S'il y est, on découvre un géant à la carrure d'armoire rustique, mais d'armoire pliée par le vent : un peu voûté, tout en courbes, en mollesses, en nonchalances, le cheveu gris et long, la voix traînante et un peu nasillarde (il fait songer à Jean Tissier), il a l'air d'une clef de sol dans un fauteuil Morice. Il se tait en penchant la tête. Son petit oeil luit avec des malices d'éléphant. Et tout à coup, il rit, d'un rire qui ébranle les murs : « Vous avez dit que j'avais dit que M. Dupont avait écrit l'ouvrage le plus stupide du siècle. Il faut retirer ça, je vous en prie. Toute sa famille m'a écrit que c'était vrai. »
M. Gallimard, dans ses laboratoires, a réussi à isoler le mot, matière première de son commerce florissant. Son directeur le prend dans sa pince ; Parain en étudie le spectre avec un prisme ; M. Gallimard, élevant le débat jusqu'au niveau de la méta-littérature, le transforme en or monnayable.

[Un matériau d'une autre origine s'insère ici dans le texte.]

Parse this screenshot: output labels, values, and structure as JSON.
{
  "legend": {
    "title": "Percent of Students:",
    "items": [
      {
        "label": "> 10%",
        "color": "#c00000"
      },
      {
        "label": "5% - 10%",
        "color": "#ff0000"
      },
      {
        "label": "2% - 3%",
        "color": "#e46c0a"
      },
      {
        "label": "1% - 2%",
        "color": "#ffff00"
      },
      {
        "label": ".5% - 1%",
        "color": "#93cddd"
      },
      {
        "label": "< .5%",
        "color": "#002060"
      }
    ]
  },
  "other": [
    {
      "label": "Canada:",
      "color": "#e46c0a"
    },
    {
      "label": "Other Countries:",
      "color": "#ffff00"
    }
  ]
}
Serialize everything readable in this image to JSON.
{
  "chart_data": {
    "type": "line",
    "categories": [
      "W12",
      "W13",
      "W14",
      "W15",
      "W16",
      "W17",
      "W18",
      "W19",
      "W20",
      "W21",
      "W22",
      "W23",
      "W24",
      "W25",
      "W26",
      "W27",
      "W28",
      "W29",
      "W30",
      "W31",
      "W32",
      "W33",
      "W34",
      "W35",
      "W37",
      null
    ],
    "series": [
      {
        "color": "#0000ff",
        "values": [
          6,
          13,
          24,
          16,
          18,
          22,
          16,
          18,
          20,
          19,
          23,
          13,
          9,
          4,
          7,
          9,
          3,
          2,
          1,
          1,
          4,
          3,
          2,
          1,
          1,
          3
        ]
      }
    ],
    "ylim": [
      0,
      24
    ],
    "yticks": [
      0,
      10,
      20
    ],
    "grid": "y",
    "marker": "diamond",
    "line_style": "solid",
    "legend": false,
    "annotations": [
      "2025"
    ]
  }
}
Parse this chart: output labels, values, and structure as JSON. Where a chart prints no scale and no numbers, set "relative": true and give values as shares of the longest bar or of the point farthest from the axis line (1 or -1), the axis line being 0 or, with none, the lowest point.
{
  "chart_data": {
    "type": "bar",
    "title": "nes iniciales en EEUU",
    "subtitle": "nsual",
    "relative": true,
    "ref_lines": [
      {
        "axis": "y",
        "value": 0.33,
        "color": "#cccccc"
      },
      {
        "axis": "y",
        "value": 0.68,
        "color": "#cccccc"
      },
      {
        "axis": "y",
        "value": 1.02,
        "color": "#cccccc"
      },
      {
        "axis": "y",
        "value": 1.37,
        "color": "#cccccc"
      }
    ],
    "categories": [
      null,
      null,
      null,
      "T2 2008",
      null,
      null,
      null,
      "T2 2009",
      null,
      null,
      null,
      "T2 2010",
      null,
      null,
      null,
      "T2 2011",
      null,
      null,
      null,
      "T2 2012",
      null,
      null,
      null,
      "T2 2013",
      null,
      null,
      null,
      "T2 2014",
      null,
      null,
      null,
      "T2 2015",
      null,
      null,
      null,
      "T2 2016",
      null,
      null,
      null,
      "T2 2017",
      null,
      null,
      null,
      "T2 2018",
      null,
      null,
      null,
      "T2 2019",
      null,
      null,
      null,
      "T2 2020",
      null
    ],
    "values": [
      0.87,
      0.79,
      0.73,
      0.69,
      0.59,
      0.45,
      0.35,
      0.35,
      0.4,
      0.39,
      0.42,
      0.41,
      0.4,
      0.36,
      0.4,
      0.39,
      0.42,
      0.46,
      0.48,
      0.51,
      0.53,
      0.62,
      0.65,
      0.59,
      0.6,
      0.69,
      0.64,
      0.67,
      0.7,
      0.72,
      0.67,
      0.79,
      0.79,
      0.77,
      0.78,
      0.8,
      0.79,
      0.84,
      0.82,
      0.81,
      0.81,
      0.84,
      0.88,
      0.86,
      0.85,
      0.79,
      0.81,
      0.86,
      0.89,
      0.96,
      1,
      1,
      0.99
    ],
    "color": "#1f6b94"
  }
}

Queneau, lui, dans cette aventure, transmute les mots en autres mots ; il les transforme l'un dans l'autre, il les déforme, il les réforme, il les reforme, il les conforme, il les découpe, en jette les morceaux comme des dés, et regarde ce qui en résulte. Il a quatre-vingt-dix façons de raconter que, sur une plate-forme d'autobus, un monsieur a besoin d'un bouton à l'échancrure d'un pardessus ; par voie de litote, de partie double », de « synchyse », de « logo-rallye », d' « homéoptote », et d'onomatopées. Ses quatre-vingt-dix rédactions composent ses Exercices de style. Le jour où on en fit un disque, ils furent fêtés chez Gallimard par un cocktail. L'entrée du salon était carrossée en plate-forme d'autobus. Il y avait tout Paris Faulkner, un ambassadeur, un faux-monnayeur, un vrai parricide et une semi-poétesse bulgare, qui portait une vraie araignée incrustée dans un médaillon de vrai plâtre, accrochée à une vraie ficelle autour de son cou.
Prince de l'Avatar, des mots, des formes verbales, syntaxiques, littéraires, racontant une même histoire sous forme de roman, de pièce, de film, de sonnet, de rondeau. Queneau était tout désigné pour diriger chez Gallimard l'Encyclopédie de la Pléiade, véritable épopée du mot, gigantesque entreprise où il souligne encore sa ressemblance avec Diderot.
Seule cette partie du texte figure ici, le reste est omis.